It's not just mainland apparatchiks who try to prove their fealty to the CCP via shrill posts on social media. In Hong Kong, craven legislators have only been too keen to do the bidding of Beijing and jump on the Twitter band wagon. One such example was provided this week by Regina Ip, chair of the pro-Beijing New People's Party (NPP).

Ip has been known to covet the post of Hong Kong Chief Executive throughout her entire political life. Best known for her staunch support of the CCP, lowlights in a chequered career include racist comments about Filipino maids and refusing to burn her beloved Burberry scarfs – despite backing a boycott of the firm for its criticism of atrocities in Xinjiang.

First elected as a Legislative Councillor in 2008, she has proved to be a willing collaborator in the erosion, emasculation and abolition of democracy in the city-state. This perhaps should come as no surprise to anyone who has followed Ip's career; the last time free and fair District Council elections were held, the NPP was comprehensively rejected and lost all of its seats.

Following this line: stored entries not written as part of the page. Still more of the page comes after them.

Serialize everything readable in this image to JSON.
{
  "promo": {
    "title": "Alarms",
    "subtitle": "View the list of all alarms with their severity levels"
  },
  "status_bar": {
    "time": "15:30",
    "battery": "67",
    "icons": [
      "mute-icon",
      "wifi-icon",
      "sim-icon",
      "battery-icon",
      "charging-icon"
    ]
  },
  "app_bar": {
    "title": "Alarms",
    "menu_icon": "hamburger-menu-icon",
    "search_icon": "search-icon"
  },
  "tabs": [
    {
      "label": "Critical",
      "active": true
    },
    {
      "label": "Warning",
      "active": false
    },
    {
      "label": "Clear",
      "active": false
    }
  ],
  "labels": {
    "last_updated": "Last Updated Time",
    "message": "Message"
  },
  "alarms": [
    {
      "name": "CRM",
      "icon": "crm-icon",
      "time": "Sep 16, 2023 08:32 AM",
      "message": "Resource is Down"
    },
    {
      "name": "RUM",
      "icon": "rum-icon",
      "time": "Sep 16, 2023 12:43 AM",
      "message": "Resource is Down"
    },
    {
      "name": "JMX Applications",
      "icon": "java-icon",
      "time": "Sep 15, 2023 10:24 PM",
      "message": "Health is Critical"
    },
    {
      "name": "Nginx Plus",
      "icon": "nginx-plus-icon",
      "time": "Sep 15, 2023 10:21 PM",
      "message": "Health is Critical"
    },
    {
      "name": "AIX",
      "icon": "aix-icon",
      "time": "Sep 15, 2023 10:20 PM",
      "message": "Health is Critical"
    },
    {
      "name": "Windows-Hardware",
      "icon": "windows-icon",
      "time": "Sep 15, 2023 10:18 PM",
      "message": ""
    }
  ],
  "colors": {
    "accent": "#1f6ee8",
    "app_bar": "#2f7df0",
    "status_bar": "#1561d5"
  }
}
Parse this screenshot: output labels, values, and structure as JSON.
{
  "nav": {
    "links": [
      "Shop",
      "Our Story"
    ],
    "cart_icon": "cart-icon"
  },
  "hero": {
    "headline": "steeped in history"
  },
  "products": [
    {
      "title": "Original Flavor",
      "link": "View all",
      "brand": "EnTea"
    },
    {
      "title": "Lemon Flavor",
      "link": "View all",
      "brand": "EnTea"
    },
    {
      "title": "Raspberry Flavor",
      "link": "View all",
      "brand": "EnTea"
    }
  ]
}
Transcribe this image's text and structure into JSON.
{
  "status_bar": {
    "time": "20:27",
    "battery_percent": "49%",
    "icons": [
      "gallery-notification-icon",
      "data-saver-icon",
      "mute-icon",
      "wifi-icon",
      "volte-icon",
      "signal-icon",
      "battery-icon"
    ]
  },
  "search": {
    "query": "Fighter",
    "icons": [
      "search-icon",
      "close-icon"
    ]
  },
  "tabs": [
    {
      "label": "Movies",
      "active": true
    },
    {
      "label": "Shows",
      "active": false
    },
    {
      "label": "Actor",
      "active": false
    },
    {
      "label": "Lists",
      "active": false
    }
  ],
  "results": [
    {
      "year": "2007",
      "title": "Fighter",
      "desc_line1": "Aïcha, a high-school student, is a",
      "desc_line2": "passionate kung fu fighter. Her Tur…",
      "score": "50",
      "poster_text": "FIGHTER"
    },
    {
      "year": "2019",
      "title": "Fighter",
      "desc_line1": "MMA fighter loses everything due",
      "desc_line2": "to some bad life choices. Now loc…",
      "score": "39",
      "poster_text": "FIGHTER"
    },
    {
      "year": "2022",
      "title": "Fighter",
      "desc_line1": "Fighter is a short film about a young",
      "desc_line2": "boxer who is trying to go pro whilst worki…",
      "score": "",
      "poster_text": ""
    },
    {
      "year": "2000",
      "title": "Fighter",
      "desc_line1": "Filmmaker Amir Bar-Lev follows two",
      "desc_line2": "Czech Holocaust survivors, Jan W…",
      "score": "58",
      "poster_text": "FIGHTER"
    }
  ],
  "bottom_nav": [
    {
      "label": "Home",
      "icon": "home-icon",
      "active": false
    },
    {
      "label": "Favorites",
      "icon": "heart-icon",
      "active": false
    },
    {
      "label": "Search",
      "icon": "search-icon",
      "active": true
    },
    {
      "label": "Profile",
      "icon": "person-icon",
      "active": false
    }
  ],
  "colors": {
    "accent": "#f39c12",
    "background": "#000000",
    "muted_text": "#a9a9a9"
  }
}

Ip spent the bulk of her life under British rule – including working for the then colonial government as a low-level bureaucrat– but now seems to have developed something of a loathing for the UK. On Saturday she launched an attack on those Hong Kong nationals who have chosen to take up the Foreign Office's offer of a British National Overseas visa to come and live here in Britain.

In a series of shrill tweets, Ip called such people 'naive' and mocked them as being 'mere objects of pity and welfare assistance' along with an article from the notoriously unreliable South China Morning Post which claimed Hong Kong migrants are facing 'mental health woes' since coming to the UK. In language worthy of a Dickens tract, it records the plight of one 'miserable' arrival who is 'traumatised by his immigration experience.'

Self-reflection is a quality sadly denied to most of Beijing's most slavish sycophants. Still, Mr S would hope Ip might ask why, in the first three months of 2021, nearly 35,000 of her countrymen and women chose to – as the article puts it – abandon 'their Hong Kong estates, company of friends and yum cha'? Could the creation of a police state perhaps have something to do with it?

Moreover, Ip's words ring all the more hollow when one considers her own back story. Regina herself spent a year here in the UK undertaking a masters in English literature at Glasgow University, where she developed a love of WB Yeats and the Elizabethan poet Sir Philip Sydney. Ip's daughter, Cynthia, is meanwhile believed to still be happily living and working in the UK herself – according to, er, her mother's Facebook posts.

 Back in February Regina Ip took to social media to mourn how her daughter would not be home for the Chinese New Year, bemoaning to her 134,000 followers how: 'My daughter works in England, because flights between Hong Kong and Britain are suspended and traffic between the two places is cut off.'

Mr S looks forward to Cynthia putting her mother straight about how awful life really is for those Hong Kongers living here in the UK.